There are currently 2 lots that could in theory be subdivided with new houses on them, that currently cannot be approved for building, because adding even one house would create the need for one new, impossible to eke out, on-street spot (even if they had a driveway, its about required parking for home service industries, guests, etc)
scrubbles@poptalk.scrubbles.tech 2 weeks ago
Same happens in commercial areas too. New businesses want to open, but due to parking mandates they have to demo other older buildings to be brought up to parking code.
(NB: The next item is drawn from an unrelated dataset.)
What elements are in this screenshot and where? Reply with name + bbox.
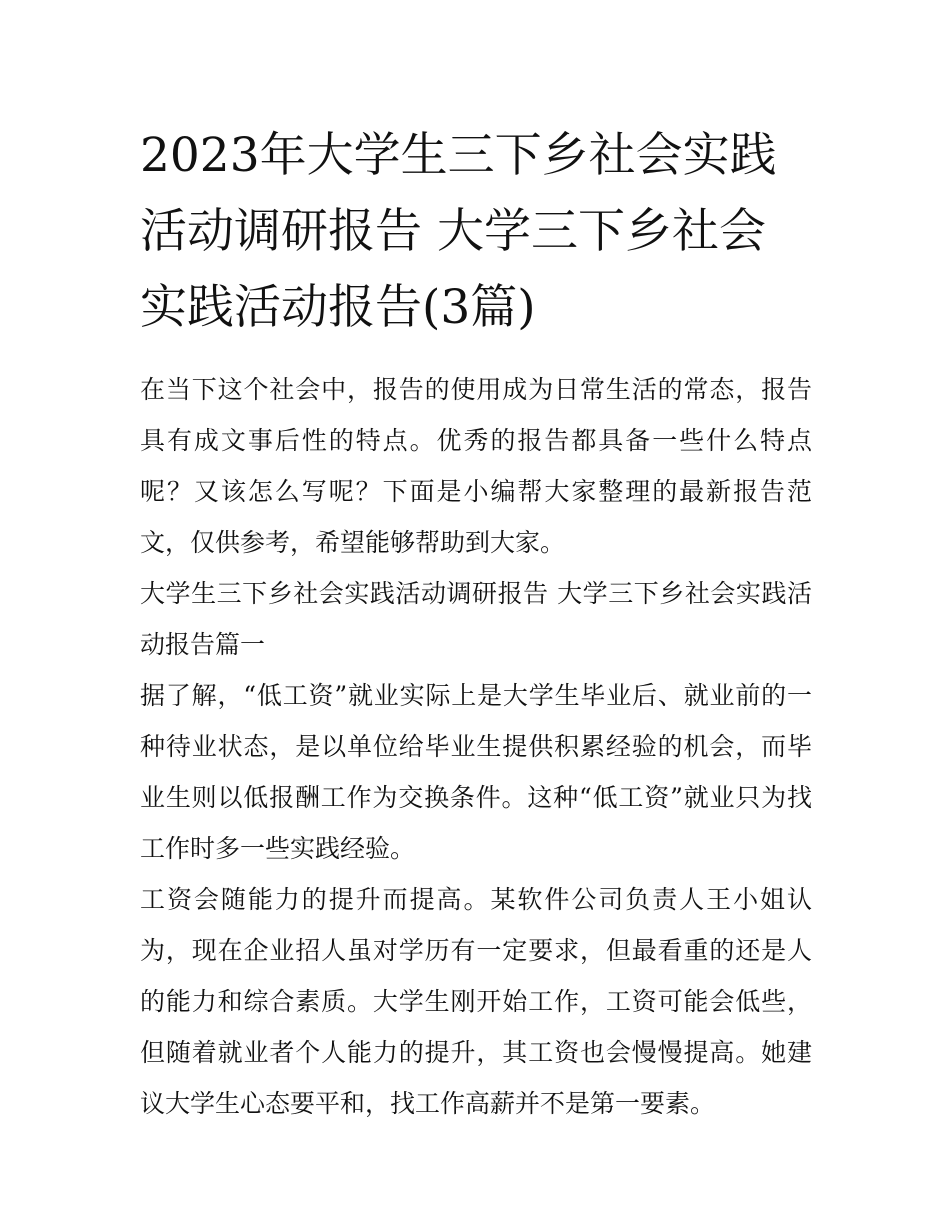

Asinine.
CompactFlax@discuss.tchncs.de 2 weeks ago
Or they could build and maintain a functional public transit network that allows people to get around without cars.
I see your point, but I think it’s a patch on a broken system - even as someone who primarily uses a car for transportation.
Personally, I think this person should be towed immediately. No excuse.
osaerisxero@kbin.melroy.org 2 weeks ago
If it's there that consistently, it might live there (is that a school over on the left?). But even schools that don't regularly collect students with dedicated school busses busses might want to have some for taking groups places, either transporting them between buildings in the district or for field trips or similar.